PairClone

R & C package for the paper

PairClone: A Bayesian Subclone Caller Based on Mutation Pairs

by Tianjian Zhou, Peter Mueller, Subhajit Sengupta and Yuan Ji.

[Download package] [Manuscript]

Abstract

Tumour cell populations can be thought of as a composition of heterogeneous cell subpopulations, with each subpopulation being characterized by overlapping sets of single- nucleotide variants. Such subpopulations are known as subclones and are an important target for precision medicine. Reconstructing subclones from next generation sequencing data is one of the major challenges in computational biology. We present PairClone as a new tool to implement this reconstruction. The main idea of PairClone is to model short reads mapped to pairs of proximal single nucleotide variants, which we refer to as mutation pairs. In contrast, other existing methods use only marginal reads for unpaired single-nucleotide variants. Using Bayesian non- parametric models, we estimate posterior probabilities of the number, genotypes and population frequencies of subclones in one or more tumour sample. We use the categorical Indian buffet process as a prior probability model for subclones. Column vectors of categorical matrices record the corresponding sets of mutation pairs for subclones. The performance of PairClone is assessed by using simulated and real data sets with a comparison with existing methods.

Manual

This package contains the source files to run the MCMC algorithm in the paper, the simulation datasets and the lung cancer dataset described in the paper.

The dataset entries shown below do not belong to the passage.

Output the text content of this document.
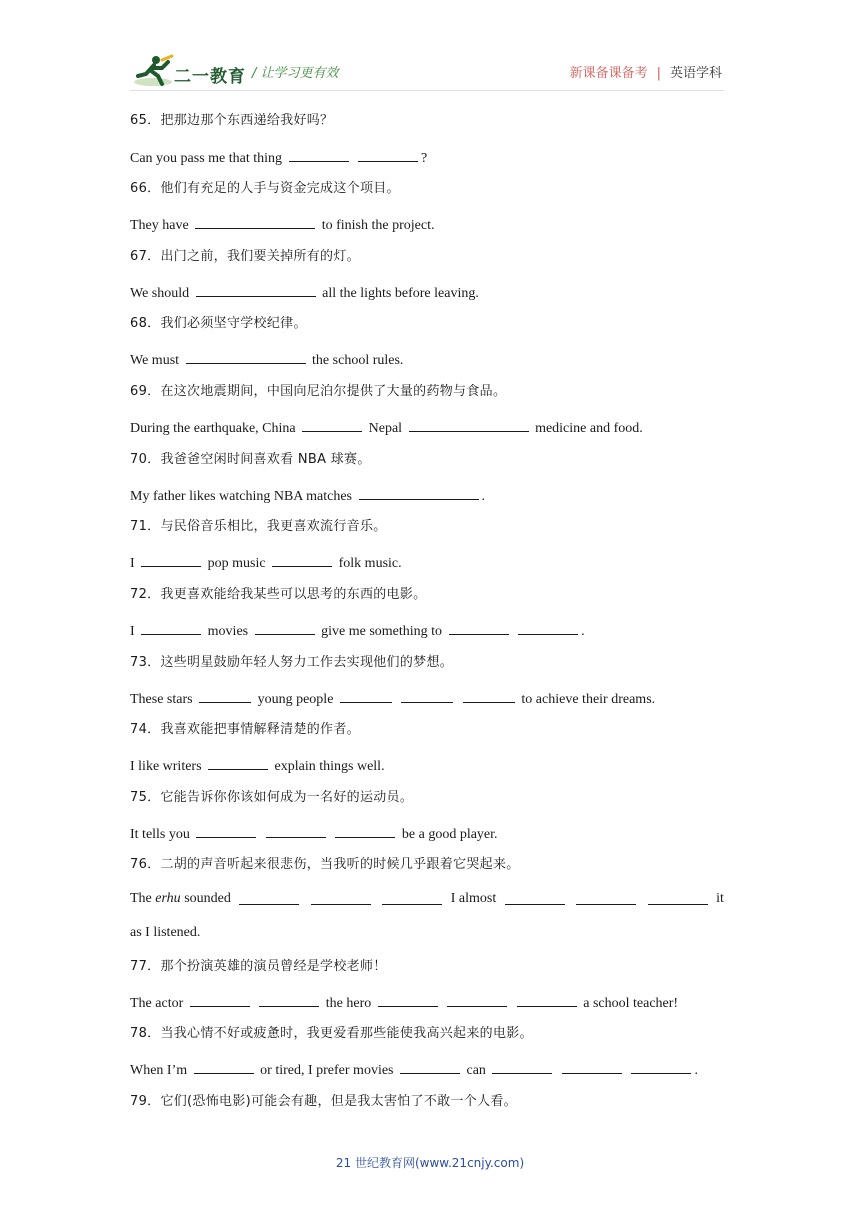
二一教育 / 让学习更有效	新课备课备考 | 英语学科
65．把那边那个东西递给我好吗？
Can you pass me that thing	?
66．他们有充足的人手与资金完成这个项目。
They have	to finish the project.
67．出门之前，我们要关掉所有的灯。
We should	all the lights before leaving.
68．我们必须坚守学校纪律。
We must	the school rules.
69．在这次地震期间，中国向尼泊尔提供了大量的药物与食品。
During the earthquake, China	Nepal	medicine and food.
70．我爸爸空闲时间喜欢看 NBA 球赛。
My father likes watching NBA matches	.
71．与民俗音乐相比，我更喜欢流行音乐。
I	pop music	folk music.
72．我更喜欢能给我某些可以思考的东西的电影。
I	movies	give me something to	.
73．这些明星鼓励年轻人努力工作去实现他们的梦想。
These stars	young people	to achieve their dreams.
74．我喜欢能把事情解释清楚的作者。
I like writers	explain things well.
75．它能告诉你你该如何成为一名好的运动员。
It tells you	be a good player.
76．二胡的声音听起来很悲伤，当我听的时候几乎跟着它哭起来。
The erhu sounded	I almost	it
as I listened.
77．那个扮演英雄的演员曾经是学校老师！
The actor	the hero	a school teacher!
78．当我心情不好或疲惫时，我更爱看那些能使我高兴起来的电影。
When I’m	or tired, I prefer movies	can	.
79．它们(恐怖电影)可能会有趣，但是我太害怕了不敢一个人看。
21 世纪教育网(www.21cnjy.com)
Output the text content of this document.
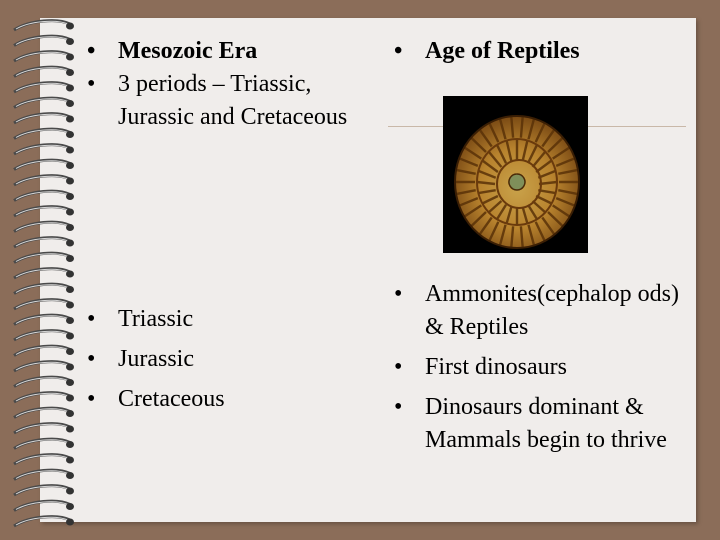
• Mesozoic Era
• 3 periods – Triassic, Jurassic and Cretaceous
• Age of Reptiles
• Triassic
• Jurassic
• Cretaceous
• Ammonites(cephalop ods) & Reptiles
• First dinosaurs
• Dinosaurs dominant & Mammals begin to thrive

See below for a detailed description for each file.

  • PairClone_main.R: This is the main code to run MCMC on a dataset. It gives posterior estimates of C, Z, W, etc.
  • PairClone_MCMC_PT.cpp: This is the main file for MCMC sampler. Users need to compile this in order to generate "PairClone_MCMC_PT.so" file which is required to run the code. Use
$ R CMD SHLIB PairClone_MCMC_PT.cpp 

in the terminal to compile this file.

  • PairClone_fn.R: This contains necessary functions to run the MCMC sampler in R.
  • PairClone_plot.R: This contains functions to generate the plots for Z and W.
  • simu_truth_x.RDS: Simulation truth and simulated data in Simulation x, x = 1, 2, 3, 4. Each simu_truth_x.RDS is a list of Z, W, n and the other parameters. Here Z and W are simulation truths, and n is the simulated data (T*K*G array).
  • lung_data_69_pairs.RDS: a list of n, here n is a 4*69*8 dimensional array, recording the read counts for the 69 mutation pairs across the 4 samples.
  • lung_data_862_snvs.RDS: a list of n and N, where n and N are 862*4 dimensional matrices, recording the variant and total read counts for the 862 SNVs across the 4 samples.

In order to run the simulation example: extract the package, go to the directory, compile "PairClone_MCMC_PT.cpp", run the code "PairClone_main.R" line by line in R console.